5,26 Euro Ausschüttung, 4,66 Prozent Minus
Am 19. Juni 2026 erfolgte die erste Kursnotierung ex Dividende an der Frankfurter Wertpapierbörse. Für die Vorzugsaktie sind 5,26 Euro vorgesehen; die Zahlung folgt am 23. Juni 2026. Der Schlusskurs am Freitag lag bei 80,54 Euro — ein Tagesminus von 4,66 Prozent.
Ein Teil dieses Abschlags ist rechnerisch dem Dividendenabzug zuzurechnen. Der Rest spiegelt die anhaltende Schwäche wider. Auf Sieben-Tage-Sicht steht ein Minus von 9,40 Prozent, seit Jahresanfang liegt die Aktie 24,09 Prozent im Minus. Das 52-Wochen-Tief von 79,02 Euro markierte die Aktie ausgerechnet am selben Tag.
Die Hauptversammlung vom 18. Juni billigte die Gewinnverwendung mit 99,99 Prozent der gültig abgegebenen Stimmen. Eindeutiger geht es kaum. Die gültig abgegebenen Stimmen repräsentierten 55,44 Prozent des Grundkapitals.
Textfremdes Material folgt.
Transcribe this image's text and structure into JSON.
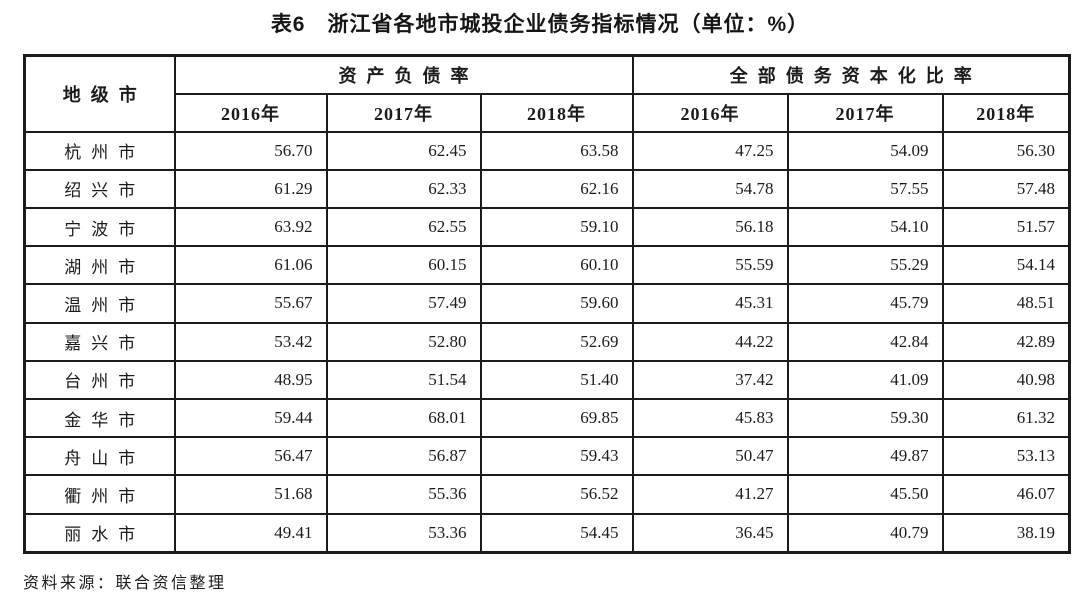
{
  "title": "表6　浙江省各地市城投企业债务指标情况（单位：%）",
  "table": {
    "corner_header": "地级市",
    "groups": [
      {
        "label": "资产负债率"
      },
      {
        "label": "全部债务资本化比率"
      }
    ],
    "year_headers": [
      "2016年",
      "2017年",
      "2018年",
      "2016年",
      "2017年",
      "2018年"
    ],
    "rows": [
      {
        "city": "杭州市",
        "values": [
          "56.70",
          "62.45",
          "63.58",
          "47.25",
          "54.09",
          "56.30"
        ]
      },
      {
        "city": "绍兴市",
        "values": [
          "61.29",
          "62.33",
          "62.16",
          "54.78",
          "57.55",
          "57.48"
        ]
      },
      {
        "city": "宁波市",
        "values": [
          "63.92",
          "62.55",
          "59.10",
          "56.18",
          "54.10",
          "51.57"
        ]
      },
      {
        "city": "湖州市",
        "values": [
          "61.06",
          "60.15",
          "60.10",
          "55.59",
          "55.29",
          "54.14"
        ]
      },
      {
        "city": "温州市",
        "values": [
          "55.67",
          "57.49",
          "59.60",
          "45.31",
          "45.79",
          "48.51"
        ]
      },
      {
        "city": "嘉兴市",
        "values": [
          "53.42",
          "52.80",
          "52.69",
          "44.22",
          "42.84",
          "42.89"
        ]
      },
      {
        "city": "台州市",
        "values": [
          "48.95",
          "51.54",
          "51.40",
          "37.42",
          "41.09",
          "40.98"
        ]
      },
      {
        "city": "金华市",
        "values": [
          "59.44",
          "68.01",
          "69.85",
          "45.83",
          "59.30",
          "61.32"
        ]
      },
      {
        "city": "舟山市",
        "values": [
          "56.47",
          "56.87",
          "59.43",
          "50.47",
          "49.87",
          "53.13"
        ]
      },
      {
        "city": "衢州市",
        "values": [
          "51.68",
          "55.36",
          "56.52",
          "41.27",
          "45.50",
          "46.07"
        ]
      },
      {
        "city": "丽水市",
        "values": [
          "49.41",
          "53.36",
          "54.45",
          "36.45",
          "40.79",
          "38.19"
        ]
      }
    ]
  },
  "source": "资料来源：联合资信整理",
  "colors": {
    "text": "#1b1b1b",
    "border": "#1b1b1b",
    "background": "#ffffff"
  }
}
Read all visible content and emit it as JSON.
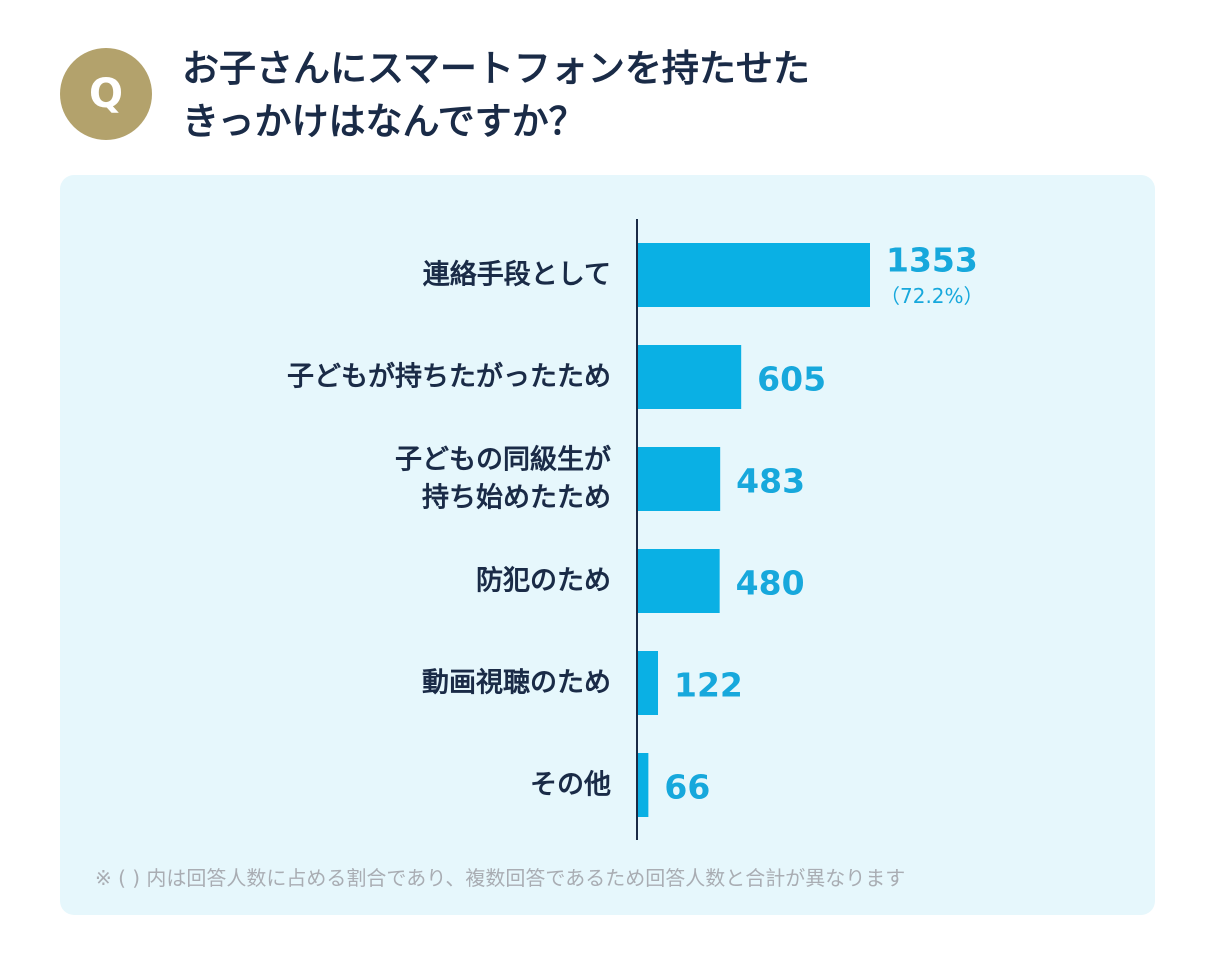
{
  "header": {
    "badge": "Q",
    "title_line1": "お子さんにスマートフォンを持たせた",
    "title_line2": "きっかけはなんですか？"
  },
  "chart_data": {
    "type": "bar",
    "orientation": "horizontal",
    "categories": [
      [
        "連絡手段として"
      ],
      [
        "子どもが持ちたがったため"
      ],
      [
        "子どもの同級生が",
        "持ち始めたため"
      ],
      [
        "防犯のため"
      ],
      [
        "動画視聴のため"
      ],
      [
        "その他"
      ]
    ],
    "values": [
      1353,
      605,
      483,
      480,
      122,
      66
    ],
    "value_labels": [
      "1353",
      "605",
      "483",
      "480",
      "122",
      "66"
    ],
    "percent_labels": [
      "（72.2%）",
      "",
      "",
      "",
      "",
      ""
    ],
    "xlim": [
      0,
      1353
    ],
    "colors": {
      "bar": "#0ab0e4",
      "axis": "#1a2b47",
      "label": "#1a2b47",
      "value": "#17a8dc"
    }
  },
  "footnote": "※ ( ) 内は回答人数に占める割合であり、複数回答であるため回答人数と合計が異なります"
}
Operative Ziele als eigentlicher Prüfstein
Neben der Dividende lieferte die Hauptversammlung neue Zahlen zur Lage des Konzerns. Für 2025 nannte Volkswagen rund 322 Milliarden Euro Umsatz, ein operatives Ergebnis von rund 8,9 Milliarden Euro und eine Marge von 2,8 Prozent. Belastet haben Sondereffekte und US-Zölle.
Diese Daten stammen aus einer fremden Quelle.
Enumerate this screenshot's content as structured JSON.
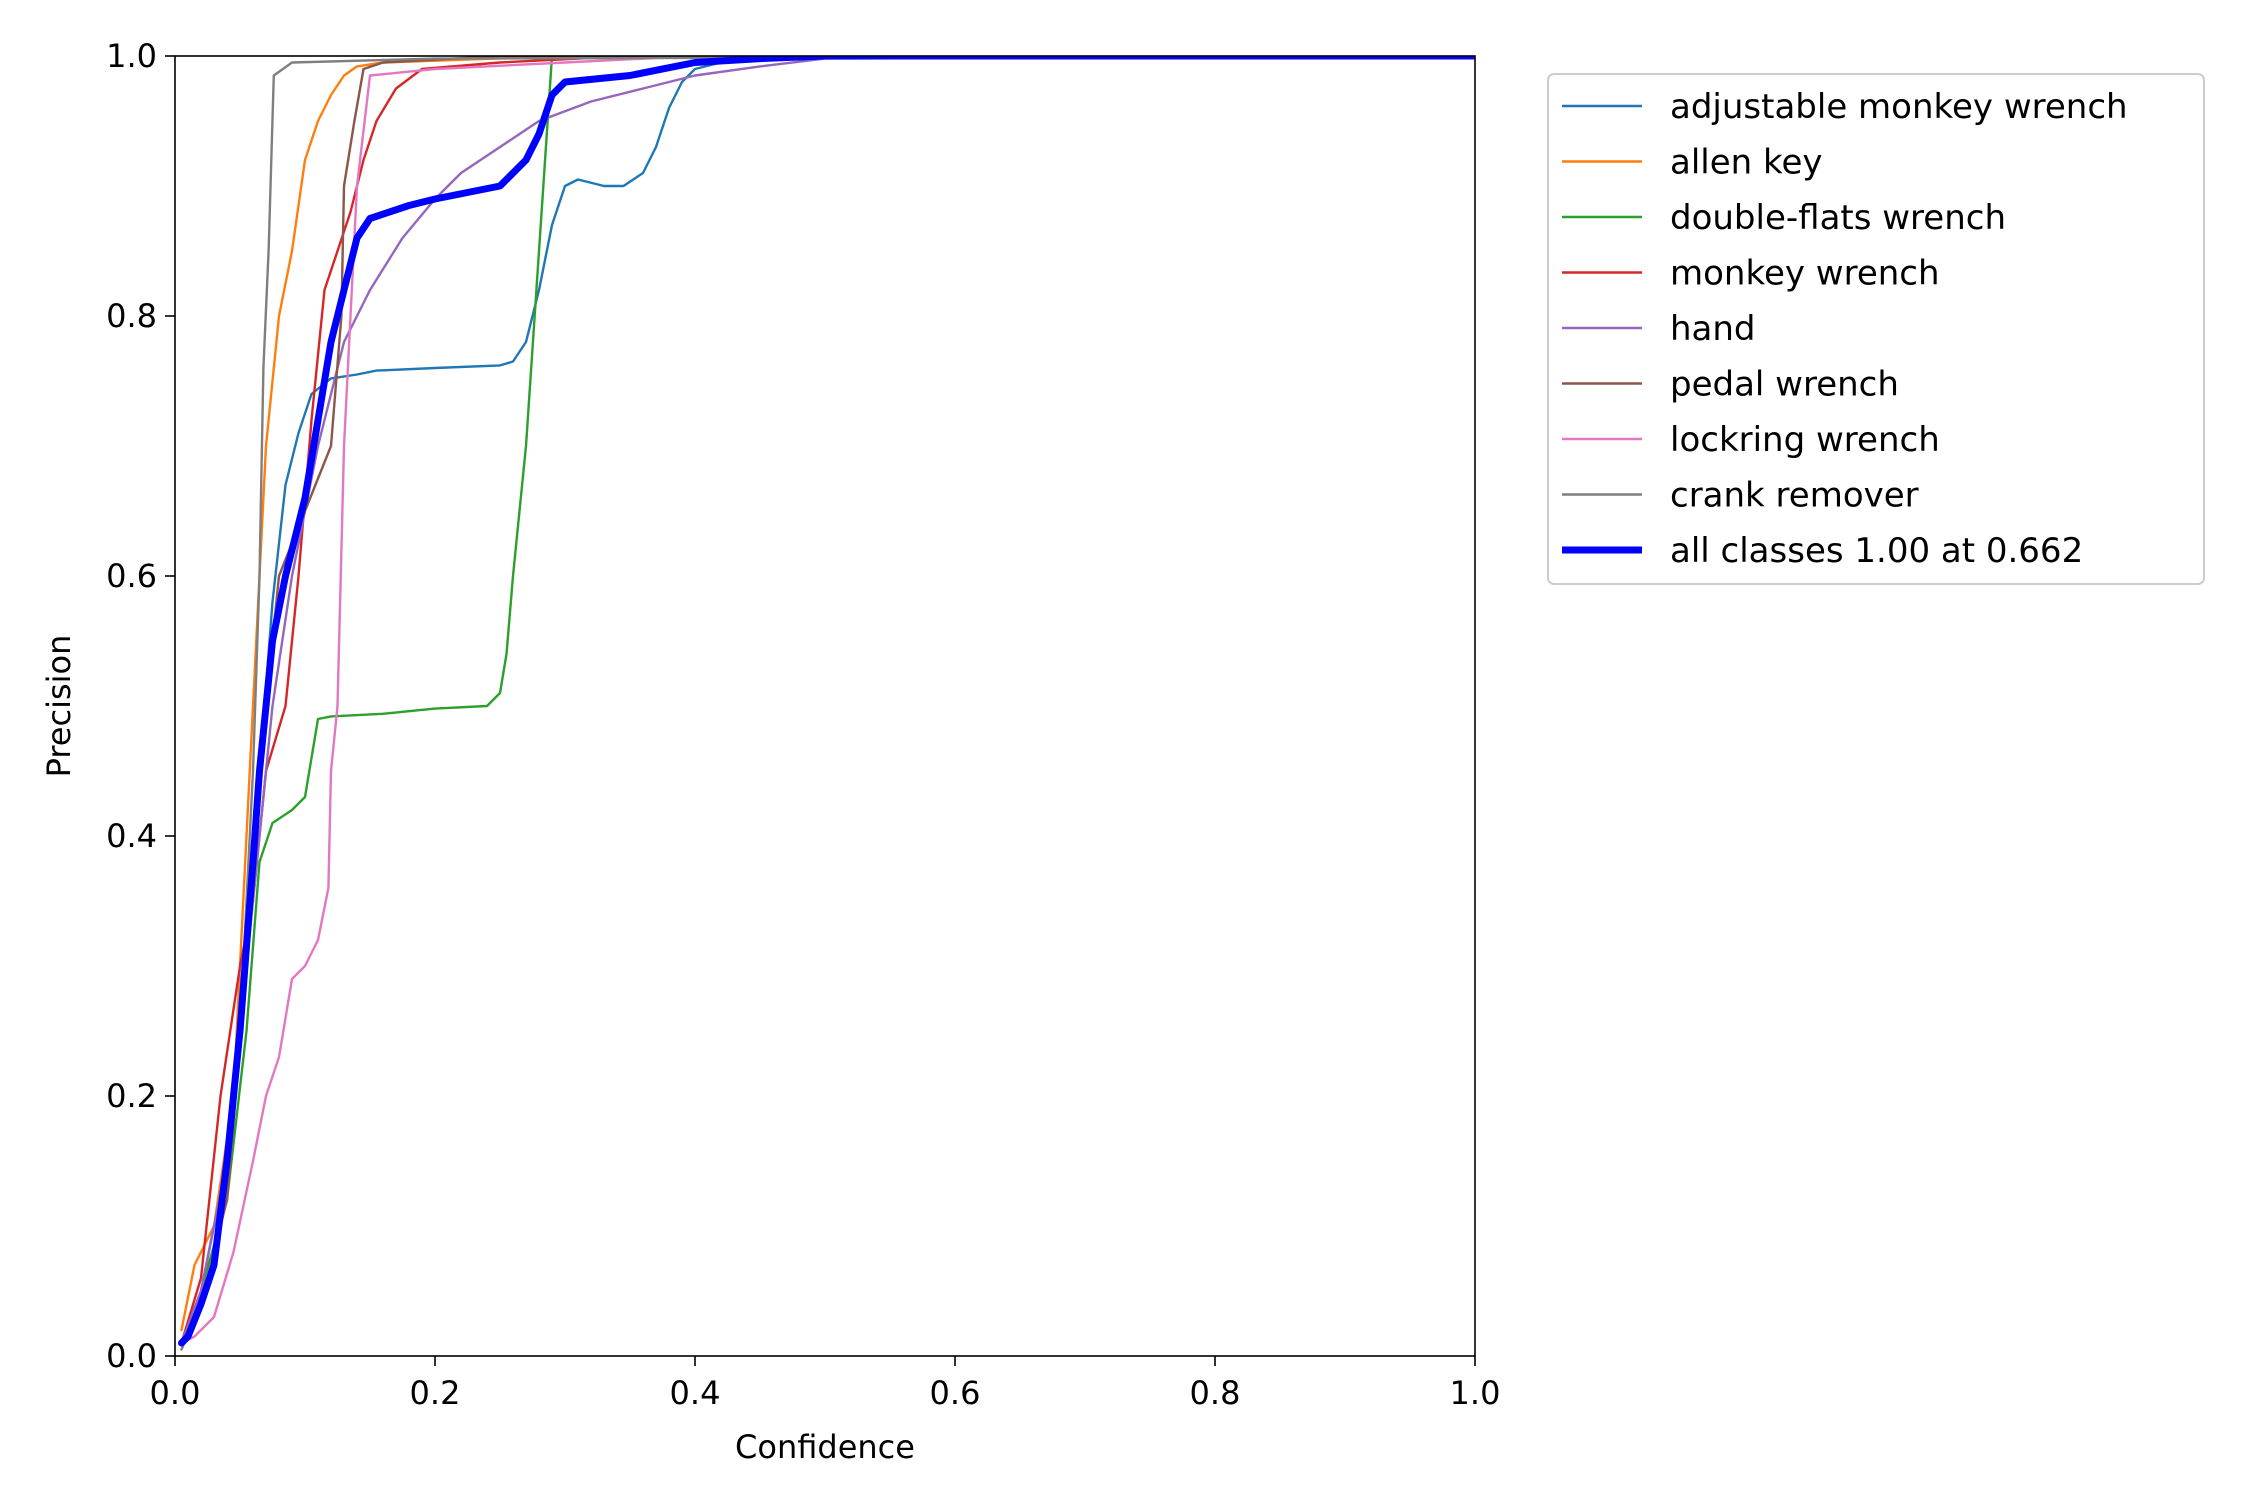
{
  "chart_data": {
    "type": "line",
    "xlabel": "Confidence",
    "ylabel": "Precision",
    "xlim": [
      0,
      1
    ],
    "ylim": [
      0,
      1
    ],
    "xticks": [
      "0.0",
      "0.2",
      "0.4",
      "0.6",
      "0.8",
      "1.0"
    ],
    "yticks": [
      "0.0",
      "0.2",
      "0.4",
      "0.6",
      "0.8",
      "1.0"
    ],
    "legend_position": "outside-top-right",
    "grid": false,
    "series": [
      {
        "name": "adjustable monkey wrench",
        "color": "#1f77b4",
        "width": "thin",
        "points": [
          [
            0.005,
            0.01
          ],
          [
            0.02,
            0.05
          ],
          [
            0.04,
            0.15
          ],
          [
            0.055,
            0.3
          ],
          [
            0.065,
            0.45
          ],
          [
            0.075,
            0.58
          ],
          [
            0.085,
            0.67
          ],
          [
            0.095,
            0.71
          ],
          [
            0.105,
            0.74
          ],
          [
            0.12,
            0.752
          ],
          [
            0.14,
            0.755
          ],
          [
            0.155,
            0.758
          ],
          [
            0.2,
            0.76
          ],
          [
            0.25,
            0.762
          ],
          [
            0.26,
            0.765
          ],
          [
            0.27,
            0.78
          ],
          [
            0.28,
            0.82
          ],
          [
            0.29,
            0.87
          ],
          [
            0.3,
            0.9
          ],
          [
            0.31,
            0.905
          ],
          [
            0.33,
            0.9
          ],
          [
            0.345,
            0.9
          ],
          [
            0.36,
            0.91
          ],
          [
            0.37,
            0.93
          ],
          [
            0.38,
            0.96
          ],
          [
            0.39,
            0.98
          ],
          [
            0.4,
            0.99
          ],
          [
            0.42,
            0.995
          ],
          [
            0.5,
            1.0
          ],
          [
            1.0,
            1.0
          ]
        ]
      },
      {
        "name": "allen key",
        "color": "#ff7f0e",
        "width": "thin",
        "points": [
          [
            0.005,
            0.02
          ],
          [
            0.015,
            0.07
          ],
          [
            0.03,
            0.1
          ],
          [
            0.045,
            0.2
          ],
          [
            0.055,
            0.4
          ],
          [
            0.06,
            0.5
          ],
          [
            0.065,
            0.6
          ],
          [
            0.07,
            0.7
          ],
          [
            0.075,
            0.75
          ],
          [
            0.08,
            0.8
          ],
          [
            0.09,
            0.85
          ],
          [
            0.1,
            0.92
          ],
          [
            0.11,
            0.95
          ],
          [
            0.12,
            0.97
          ],
          [
            0.13,
            0.985
          ],
          [
            0.14,
            0.992
          ],
          [
            0.16,
            0.995
          ],
          [
            0.3,
            1.0
          ],
          [
            1.0,
            1.0
          ]
        ]
      },
      {
        "name": "double-flats wrench",
        "color": "#2ca02c",
        "width": "thin",
        "points": [
          [
            0.005,
            0.01
          ],
          [
            0.02,
            0.05
          ],
          [
            0.04,
            0.12
          ],
          [
            0.055,
            0.25
          ],
          [
            0.065,
            0.38
          ],
          [
            0.075,
            0.41
          ],
          [
            0.09,
            0.42
          ],
          [
            0.1,
            0.43
          ],
          [
            0.11,
            0.49
          ],
          [
            0.12,
            0.492
          ],
          [
            0.16,
            0.494
          ],
          [
            0.2,
            0.498
          ],
          [
            0.24,
            0.5
          ],
          [
            0.25,
            0.51
          ],
          [
            0.255,
            0.54
          ],
          [
            0.26,
            0.6
          ],
          [
            0.27,
            0.7
          ],
          [
            0.28,
            0.85
          ],
          [
            0.29,
            1.0
          ],
          [
            1.0,
            1.0
          ]
        ]
      },
      {
        "name": "monkey wrench",
        "color": "#d62728",
        "width": "thin",
        "points": [
          [
            0.005,
            0.01
          ],
          [
            0.02,
            0.06
          ],
          [
            0.035,
            0.2
          ],
          [
            0.05,
            0.3
          ],
          [
            0.06,
            0.35
          ],
          [
            0.07,
            0.45
          ],
          [
            0.085,
            0.5
          ],
          [
            0.095,
            0.6
          ],
          [
            0.105,
            0.72
          ],
          [
            0.115,
            0.82
          ],
          [
            0.125,
            0.85
          ],
          [
            0.135,
            0.88
          ],
          [
            0.145,
            0.92
          ],
          [
            0.155,
            0.95
          ],
          [
            0.17,
            0.975
          ],
          [
            0.19,
            0.99
          ],
          [
            0.25,
            0.995
          ],
          [
            0.35,
            1.0
          ],
          [
            1.0,
            1.0
          ]
        ]
      },
      {
        "name": "hand",
        "color": "#9467bd",
        "width": "thin",
        "points": [
          [
            0.005,
            0.01
          ],
          [
            0.02,
            0.05
          ],
          [
            0.04,
            0.15
          ],
          [
            0.06,
            0.35
          ],
          [
            0.075,
            0.5
          ],
          [
            0.09,
            0.6
          ],
          [
            0.11,
            0.7
          ],
          [
            0.13,
            0.78
          ],
          [
            0.15,
            0.82
          ],
          [
            0.175,
            0.86
          ],
          [
            0.2,
            0.89
          ],
          [
            0.22,
            0.91
          ],
          [
            0.25,
            0.93
          ],
          [
            0.28,
            0.95
          ],
          [
            0.32,
            0.965
          ],
          [
            0.36,
            0.975
          ],
          [
            0.4,
            0.985
          ],
          [
            0.45,
            0.992
          ],
          [
            0.5,
            0.998
          ],
          [
            1.0,
            1.0
          ]
        ]
      },
      {
        "name": "pedal wrench",
        "color": "#8c564b",
        "width": "thin",
        "points": [
          [
            0.005,
            0.01
          ],
          [
            0.02,
            0.04
          ],
          [
            0.04,
            0.12
          ],
          [
            0.055,
            0.3
          ],
          [
            0.065,
            0.45
          ],
          [
            0.08,
            0.6
          ],
          [
            0.1,
            0.65
          ],
          [
            0.12,
            0.7
          ],
          [
            0.128,
            0.8
          ],
          [
            0.13,
            0.9
          ],
          [
            0.138,
            0.95
          ],
          [
            0.145,
            0.99
          ],
          [
            0.16,
            0.995
          ],
          [
            0.25,
            1.0
          ],
          [
            1.0,
            1.0
          ]
        ]
      },
      {
        "name": "lockring wrench",
        "color": "#e377c2",
        "width": "thin",
        "points": [
          [
            0.005,
            0.01
          ],
          [
            0.015,
            0.015
          ],
          [
            0.03,
            0.03
          ],
          [
            0.045,
            0.08
          ],
          [
            0.06,
            0.15
          ],
          [
            0.07,
            0.2
          ],
          [
            0.08,
            0.23
          ],
          [
            0.09,
            0.29
          ],
          [
            0.1,
            0.3
          ],
          [
            0.11,
            0.32
          ],
          [
            0.118,
            0.36
          ],
          [
            0.12,
            0.45
          ],
          [
            0.125,
            0.5
          ],
          [
            0.13,
            0.7
          ],
          [
            0.135,
            0.8
          ],
          [
            0.14,
            0.9
          ],
          [
            0.15,
            0.985
          ],
          [
            0.2,
            0.99
          ],
          [
            0.3,
            0.995
          ],
          [
            0.4,
            1.0
          ],
          [
            1.0,
            1.0
          ]
        ]
      },
      {
        "name": "crank remover",
        "color": "#7f7f7f",
        "width": "thin",
        "points": [
          [
            0.005,
            0.005
          ],
          [
            0.02,
            0.04
          ],
          [
            0.035,
            0.1
          ],
          [
            0.05,
            0.25
          ],
          [
            0.06,
            0.45
          ],
          [
            0.065,
            0.6
          ],
          [
            0.068,
            0.76
          ],
          [
            0.072,
            0.85
          ],
          [
            0.076,
            0.985
          ],
          [
            0.09,
            0.995
          ],
          [
            0.2,
            0.998
          ],
          [
            1.0,
            1.0
          ]
        ]
      },
      {
        "name": "all classes 1.00 at 0.662",
        "color": "#0000ff",
        "width": "thick",
        "points": [
          [
            0.005,
            0.01
          ],
          [
            0.01,
            0.015
          ],
          [
            0.02,
            0.04
          ],
          [
            0.03,
            0.07
          ],
          [
            0.04,
            0.15
          ],
          [
            0.05,
            0.25
          ],
          [
            0.06,
            0.38
          ],
          [
            0.065,
            0.45
          ],
          [
            0.075,
            0.55
          ],
          [
            0.085,
            0.6
          ],
          [
            0.1,
            0.66
          ],
          [
            0.11,
            0.72
          ],
          [
            0.12,
            0.78
          ],
          [
            0.13,
            0.82
          ],
          [
            0.14,
            0.86
          ],
          [
            0.15,
            0.875
          ],
          [
            0.18,
            0.885
          ],
          [
            0.2,
            0.89
          ],
          [
            0.25,
            0.9
          ],
          [
            0.27,
            0.92
          ],
          [
            0.28,
            0.94
          ],
          [
            0.29,
            0.97
          ],
          [
            0.3,
            0.98
          ],
          [
            0.35,
            0.985
          ],
          [
            0.4,
            0.995
          ],
          [
            0.45,
            0.998
          ],
          [
            0.5,
            1.0
          ],
          [
            1.0,
            1.0
          ]
        ]
      }
    ]
  }
}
Für 2026 stellt der Konzern eine operative Marge von 4 bis 5,5 Prozent in Aussicht. Hinzu kommen ein Netto-Cashflow im Automobilbereich von 3 bis 6 Milliarden Euro sowie eine Nettoliquidität von 32 bis 34 Milliarden Euro. Nach dem Kursrutsch dürfte der Markt weniger auf die beschlossene Dividende schauen als auf die Frage, ob diese Ziele realistisch sind.
Charttechnik zeigt wenig Spielraum
Die Kurslage bleibt angespannt. Mit 80,54 Euro liegt die Aktie 8,97 Prozent unter dem 50-Tage-Durchschnitt und 15,33 Prozent unter dem 200-Tage-Durchschnitt. Der RSI von 29 signalisiert eine überverkaufte Situation — ersetzt aber keine operative Entspannung.
Der nächste harte Termin ist der Halbjahresfinanzbericht am 24. Juli 2026. Dort muss Volkswagen zeigen, ob die Margenprognose für 2026 trägt — oder ob der Kursrückgang von mehr als 24 Prozent seit Jahresbeginn weiteren Boden hat.